The volume presents in its second edition a broad comparison of different systems of State and Church relationships in the Member States of the European Union. It includes the new Member States and gives an account of the new developments throughout Europe. The volume shows the implications of European integration on the position of the Churches. It is of interest to all working in the field of State-Church relationship as well as to public and church institutions.

The volume has been produced in association with the European Consortium for State-Church Research. The authors are experts in the field from the different Member States of the European Union, presenting the relevant systems of their home countries. The editor is professor for public law at the University of Trier and head of the Research Centre for European Constitutional Law.


Im Prozess der europäischen Einigung kommt den Kirchen als wesentlicher Bestandteil der europäischen Kultur eine besondere Bedeutung zu. Ein Europa, das den gemeinsamen Verfassungsüberlieferungen, den Traditionen und Kulturen der Mitgliedstaaten, ihrer nationalen Identität und dem Grundsatz der Subsidiarität verpflichtet ist, wird das gewachsene Staatskirchenrecht seiner Mitgliedstaaten zu respektieren haben.

Die 2. Auflage bietet einen umfassenden Vergleich der unterschiedlichen staatskirchenrechtlichen Systeme in den Mitgliedstaaten der Europäischen Union. Der Sammelband berücksichtigt auch die neuen Mitgliedsländer und beschreibt europaweite Entwicklungen. Er macht deutlich, wie sich die europäische Integration auf die Stellung der Kirchen auswirkt. Das Werk ist für jeden, der im Staatskirchenrecht arbeitet, aber auch für staatliche und kirchliche Institutionen von Interesse.

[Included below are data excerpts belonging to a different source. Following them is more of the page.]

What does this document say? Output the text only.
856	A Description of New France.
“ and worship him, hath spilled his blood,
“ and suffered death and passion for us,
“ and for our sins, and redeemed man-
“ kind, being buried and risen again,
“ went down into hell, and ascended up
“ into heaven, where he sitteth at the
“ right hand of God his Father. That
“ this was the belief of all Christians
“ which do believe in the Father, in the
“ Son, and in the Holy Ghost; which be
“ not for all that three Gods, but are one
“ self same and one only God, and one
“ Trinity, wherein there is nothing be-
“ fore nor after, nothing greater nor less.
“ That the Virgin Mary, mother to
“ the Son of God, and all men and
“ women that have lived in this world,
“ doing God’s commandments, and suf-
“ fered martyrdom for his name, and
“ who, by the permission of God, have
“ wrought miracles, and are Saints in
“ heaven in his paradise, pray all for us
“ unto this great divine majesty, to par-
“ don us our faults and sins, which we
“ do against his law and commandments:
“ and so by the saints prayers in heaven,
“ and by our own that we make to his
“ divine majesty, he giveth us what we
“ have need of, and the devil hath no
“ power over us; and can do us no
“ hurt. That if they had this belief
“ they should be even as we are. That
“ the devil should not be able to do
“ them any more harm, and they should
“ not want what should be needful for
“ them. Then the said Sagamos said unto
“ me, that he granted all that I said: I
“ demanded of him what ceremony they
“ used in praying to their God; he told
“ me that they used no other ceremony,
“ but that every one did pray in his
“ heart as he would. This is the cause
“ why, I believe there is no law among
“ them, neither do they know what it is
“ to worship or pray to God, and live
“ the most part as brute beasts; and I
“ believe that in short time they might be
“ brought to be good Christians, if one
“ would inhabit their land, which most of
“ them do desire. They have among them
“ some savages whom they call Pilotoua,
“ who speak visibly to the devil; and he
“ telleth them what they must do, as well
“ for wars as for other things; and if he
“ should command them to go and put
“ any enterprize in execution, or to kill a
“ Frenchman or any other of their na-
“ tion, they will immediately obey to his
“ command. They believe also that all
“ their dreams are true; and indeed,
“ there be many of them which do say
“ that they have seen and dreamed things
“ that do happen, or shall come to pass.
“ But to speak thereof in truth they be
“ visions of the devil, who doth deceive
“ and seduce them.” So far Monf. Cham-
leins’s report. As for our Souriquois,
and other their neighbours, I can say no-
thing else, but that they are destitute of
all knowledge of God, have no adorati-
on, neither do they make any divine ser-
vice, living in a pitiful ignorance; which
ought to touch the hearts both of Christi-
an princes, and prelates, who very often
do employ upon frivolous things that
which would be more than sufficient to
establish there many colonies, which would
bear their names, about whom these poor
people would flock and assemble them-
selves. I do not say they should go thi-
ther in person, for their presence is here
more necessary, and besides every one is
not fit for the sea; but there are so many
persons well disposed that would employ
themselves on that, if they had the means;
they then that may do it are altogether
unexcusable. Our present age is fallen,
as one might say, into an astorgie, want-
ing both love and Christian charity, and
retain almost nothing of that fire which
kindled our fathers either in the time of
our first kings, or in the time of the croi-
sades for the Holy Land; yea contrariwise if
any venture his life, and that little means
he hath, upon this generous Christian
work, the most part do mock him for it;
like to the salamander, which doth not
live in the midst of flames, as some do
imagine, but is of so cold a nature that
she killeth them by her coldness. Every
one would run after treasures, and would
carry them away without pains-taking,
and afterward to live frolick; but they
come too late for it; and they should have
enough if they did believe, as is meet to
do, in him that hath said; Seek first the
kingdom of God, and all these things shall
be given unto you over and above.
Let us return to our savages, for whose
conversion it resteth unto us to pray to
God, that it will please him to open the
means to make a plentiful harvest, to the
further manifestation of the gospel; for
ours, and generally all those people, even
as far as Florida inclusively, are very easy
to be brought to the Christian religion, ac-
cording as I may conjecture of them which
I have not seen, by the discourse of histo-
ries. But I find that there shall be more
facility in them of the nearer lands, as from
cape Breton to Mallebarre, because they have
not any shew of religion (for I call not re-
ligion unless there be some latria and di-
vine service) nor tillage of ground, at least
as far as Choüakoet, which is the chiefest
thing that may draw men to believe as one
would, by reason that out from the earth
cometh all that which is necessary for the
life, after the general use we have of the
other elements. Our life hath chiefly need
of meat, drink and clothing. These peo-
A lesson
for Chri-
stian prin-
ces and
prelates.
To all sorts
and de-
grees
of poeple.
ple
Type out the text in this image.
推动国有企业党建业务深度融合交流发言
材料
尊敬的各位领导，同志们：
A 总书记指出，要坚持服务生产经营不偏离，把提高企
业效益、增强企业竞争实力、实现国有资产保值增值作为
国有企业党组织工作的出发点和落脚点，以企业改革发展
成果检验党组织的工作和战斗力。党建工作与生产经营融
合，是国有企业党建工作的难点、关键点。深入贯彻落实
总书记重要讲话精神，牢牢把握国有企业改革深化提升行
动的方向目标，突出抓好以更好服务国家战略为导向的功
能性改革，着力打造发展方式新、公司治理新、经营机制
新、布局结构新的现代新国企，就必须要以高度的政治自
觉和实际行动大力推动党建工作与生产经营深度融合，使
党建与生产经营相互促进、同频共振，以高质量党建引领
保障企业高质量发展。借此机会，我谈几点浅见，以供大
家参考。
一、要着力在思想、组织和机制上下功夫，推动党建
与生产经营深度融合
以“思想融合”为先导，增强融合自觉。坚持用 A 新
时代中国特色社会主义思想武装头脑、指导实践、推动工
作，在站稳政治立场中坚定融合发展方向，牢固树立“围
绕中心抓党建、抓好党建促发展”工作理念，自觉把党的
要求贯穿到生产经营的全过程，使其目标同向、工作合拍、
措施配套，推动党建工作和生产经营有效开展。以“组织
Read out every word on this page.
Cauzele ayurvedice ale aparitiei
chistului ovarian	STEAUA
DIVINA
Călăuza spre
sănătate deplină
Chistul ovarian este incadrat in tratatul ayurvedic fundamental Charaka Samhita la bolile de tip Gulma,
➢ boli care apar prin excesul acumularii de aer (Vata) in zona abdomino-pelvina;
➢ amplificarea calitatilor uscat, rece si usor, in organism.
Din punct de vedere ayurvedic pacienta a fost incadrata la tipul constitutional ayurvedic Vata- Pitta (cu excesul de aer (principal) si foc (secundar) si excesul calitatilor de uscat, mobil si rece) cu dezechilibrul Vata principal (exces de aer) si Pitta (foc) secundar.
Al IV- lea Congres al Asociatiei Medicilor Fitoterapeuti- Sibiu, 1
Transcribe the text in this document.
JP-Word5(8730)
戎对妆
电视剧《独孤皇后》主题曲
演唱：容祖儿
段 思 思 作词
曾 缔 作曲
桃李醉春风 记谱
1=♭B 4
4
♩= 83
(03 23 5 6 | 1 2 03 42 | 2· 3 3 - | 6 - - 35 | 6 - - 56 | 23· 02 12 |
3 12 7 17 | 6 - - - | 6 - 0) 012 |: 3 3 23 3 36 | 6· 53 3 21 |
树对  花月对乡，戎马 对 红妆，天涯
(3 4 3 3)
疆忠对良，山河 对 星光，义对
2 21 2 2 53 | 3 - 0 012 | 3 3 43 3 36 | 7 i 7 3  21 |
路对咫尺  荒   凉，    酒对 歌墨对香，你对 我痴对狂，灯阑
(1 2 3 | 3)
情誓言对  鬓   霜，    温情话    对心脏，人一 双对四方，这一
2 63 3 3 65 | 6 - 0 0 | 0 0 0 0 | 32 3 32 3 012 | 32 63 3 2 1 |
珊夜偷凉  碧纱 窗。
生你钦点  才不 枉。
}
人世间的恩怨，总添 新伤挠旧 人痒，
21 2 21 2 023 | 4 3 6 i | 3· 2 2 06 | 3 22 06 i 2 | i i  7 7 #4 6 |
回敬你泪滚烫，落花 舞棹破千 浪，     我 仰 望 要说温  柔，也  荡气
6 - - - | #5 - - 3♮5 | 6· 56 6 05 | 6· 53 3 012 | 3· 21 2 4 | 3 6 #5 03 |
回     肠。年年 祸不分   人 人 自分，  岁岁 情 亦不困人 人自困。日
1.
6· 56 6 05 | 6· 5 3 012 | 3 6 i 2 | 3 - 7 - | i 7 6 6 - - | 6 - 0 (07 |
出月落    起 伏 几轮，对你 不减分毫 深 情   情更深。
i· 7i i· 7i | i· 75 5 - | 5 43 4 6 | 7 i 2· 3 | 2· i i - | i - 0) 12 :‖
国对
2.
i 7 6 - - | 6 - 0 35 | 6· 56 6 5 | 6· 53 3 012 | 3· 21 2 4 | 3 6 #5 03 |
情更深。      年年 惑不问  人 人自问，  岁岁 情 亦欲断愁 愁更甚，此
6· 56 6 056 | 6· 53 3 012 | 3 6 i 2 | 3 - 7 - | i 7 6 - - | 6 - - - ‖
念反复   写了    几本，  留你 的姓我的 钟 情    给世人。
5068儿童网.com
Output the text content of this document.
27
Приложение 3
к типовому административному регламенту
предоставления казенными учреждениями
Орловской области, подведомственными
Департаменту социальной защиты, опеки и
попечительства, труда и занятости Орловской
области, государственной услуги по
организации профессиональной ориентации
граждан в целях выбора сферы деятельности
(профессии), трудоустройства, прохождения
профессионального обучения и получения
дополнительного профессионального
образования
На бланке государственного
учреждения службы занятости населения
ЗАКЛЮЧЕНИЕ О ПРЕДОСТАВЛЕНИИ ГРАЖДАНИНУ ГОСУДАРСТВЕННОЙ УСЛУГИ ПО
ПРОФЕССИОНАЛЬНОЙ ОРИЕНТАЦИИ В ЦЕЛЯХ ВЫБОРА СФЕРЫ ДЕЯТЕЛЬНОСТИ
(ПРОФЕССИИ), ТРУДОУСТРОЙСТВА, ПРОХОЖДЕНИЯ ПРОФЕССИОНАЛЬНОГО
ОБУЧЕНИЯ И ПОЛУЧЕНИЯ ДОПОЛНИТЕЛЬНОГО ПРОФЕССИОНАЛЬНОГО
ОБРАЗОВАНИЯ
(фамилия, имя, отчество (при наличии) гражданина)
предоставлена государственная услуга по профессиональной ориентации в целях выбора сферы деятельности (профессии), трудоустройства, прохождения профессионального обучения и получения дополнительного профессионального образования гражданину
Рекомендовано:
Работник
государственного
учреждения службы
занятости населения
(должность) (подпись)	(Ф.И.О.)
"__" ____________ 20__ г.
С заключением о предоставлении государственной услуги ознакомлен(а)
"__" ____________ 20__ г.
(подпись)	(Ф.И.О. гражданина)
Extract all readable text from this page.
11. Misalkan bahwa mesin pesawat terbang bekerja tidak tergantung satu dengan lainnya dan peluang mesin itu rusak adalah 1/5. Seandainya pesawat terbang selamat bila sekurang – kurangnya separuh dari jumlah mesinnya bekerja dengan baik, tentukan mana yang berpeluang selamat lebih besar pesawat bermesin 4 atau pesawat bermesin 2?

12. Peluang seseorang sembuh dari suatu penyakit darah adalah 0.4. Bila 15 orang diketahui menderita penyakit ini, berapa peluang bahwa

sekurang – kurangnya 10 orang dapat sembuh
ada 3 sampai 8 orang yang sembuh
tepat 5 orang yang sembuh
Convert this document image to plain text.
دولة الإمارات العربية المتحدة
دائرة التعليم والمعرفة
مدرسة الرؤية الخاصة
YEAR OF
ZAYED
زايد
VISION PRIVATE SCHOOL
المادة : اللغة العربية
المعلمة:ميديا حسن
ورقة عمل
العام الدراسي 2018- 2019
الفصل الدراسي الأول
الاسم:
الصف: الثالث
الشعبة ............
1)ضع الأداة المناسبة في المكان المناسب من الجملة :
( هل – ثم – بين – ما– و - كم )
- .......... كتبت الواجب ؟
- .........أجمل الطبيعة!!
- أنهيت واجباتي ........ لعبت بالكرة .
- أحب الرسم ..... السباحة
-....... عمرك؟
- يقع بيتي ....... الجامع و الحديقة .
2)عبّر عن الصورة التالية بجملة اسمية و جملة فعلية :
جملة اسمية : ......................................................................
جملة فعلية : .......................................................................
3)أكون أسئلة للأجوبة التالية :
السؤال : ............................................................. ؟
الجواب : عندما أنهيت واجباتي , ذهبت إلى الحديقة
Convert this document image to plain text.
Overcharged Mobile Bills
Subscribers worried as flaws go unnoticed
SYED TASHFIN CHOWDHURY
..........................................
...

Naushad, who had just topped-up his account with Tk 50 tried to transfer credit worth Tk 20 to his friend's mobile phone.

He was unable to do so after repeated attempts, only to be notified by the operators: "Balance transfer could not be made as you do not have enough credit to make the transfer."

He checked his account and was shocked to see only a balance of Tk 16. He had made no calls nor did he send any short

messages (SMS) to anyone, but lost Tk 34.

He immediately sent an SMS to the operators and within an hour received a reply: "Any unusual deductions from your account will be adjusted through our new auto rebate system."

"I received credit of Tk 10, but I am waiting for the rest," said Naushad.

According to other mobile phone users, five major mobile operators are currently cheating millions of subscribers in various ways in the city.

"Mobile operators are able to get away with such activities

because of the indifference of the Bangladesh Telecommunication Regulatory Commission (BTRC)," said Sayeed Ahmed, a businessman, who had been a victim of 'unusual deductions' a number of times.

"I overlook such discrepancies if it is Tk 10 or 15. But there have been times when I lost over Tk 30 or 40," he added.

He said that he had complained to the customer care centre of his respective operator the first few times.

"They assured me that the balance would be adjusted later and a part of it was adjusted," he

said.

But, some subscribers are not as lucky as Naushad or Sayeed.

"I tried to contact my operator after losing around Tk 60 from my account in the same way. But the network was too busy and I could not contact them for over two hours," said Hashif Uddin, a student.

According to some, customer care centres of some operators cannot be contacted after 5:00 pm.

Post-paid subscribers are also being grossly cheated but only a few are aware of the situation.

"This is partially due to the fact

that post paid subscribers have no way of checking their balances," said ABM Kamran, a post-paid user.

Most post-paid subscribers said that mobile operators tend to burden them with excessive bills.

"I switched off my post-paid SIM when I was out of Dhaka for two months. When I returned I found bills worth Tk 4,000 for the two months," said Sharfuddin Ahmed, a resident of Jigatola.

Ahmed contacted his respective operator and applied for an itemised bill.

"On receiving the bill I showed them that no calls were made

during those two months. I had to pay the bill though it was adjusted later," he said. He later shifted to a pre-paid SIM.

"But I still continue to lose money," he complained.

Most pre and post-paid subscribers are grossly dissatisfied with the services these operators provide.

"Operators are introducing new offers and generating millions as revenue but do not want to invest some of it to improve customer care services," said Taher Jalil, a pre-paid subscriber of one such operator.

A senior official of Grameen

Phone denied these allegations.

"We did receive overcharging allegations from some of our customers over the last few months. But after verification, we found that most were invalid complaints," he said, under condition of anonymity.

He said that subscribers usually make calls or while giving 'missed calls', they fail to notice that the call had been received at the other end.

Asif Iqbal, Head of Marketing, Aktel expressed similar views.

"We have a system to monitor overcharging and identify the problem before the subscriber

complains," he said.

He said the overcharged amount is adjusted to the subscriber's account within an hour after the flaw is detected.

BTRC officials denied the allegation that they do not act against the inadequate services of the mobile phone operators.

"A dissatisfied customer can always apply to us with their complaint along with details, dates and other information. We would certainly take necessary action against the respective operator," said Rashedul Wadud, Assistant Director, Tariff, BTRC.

Das Buch ist in Zusammenarbeit mit dem Europäischen Konsortium für Staat-Kirche-Forschung entstanden. Die Autoren, führende Staatskirchenrechtler aus den verschiedenen Mitgliedstaaten der EU, erläutern die religionsverfassungsrechtlichen Systeme ihrer Heimatländer. Der Herausgeber ist Professor für öffentliches Recht an der Universität Trier und Leiter der Forschungsstelle für Europäisches Verfassungsrecht.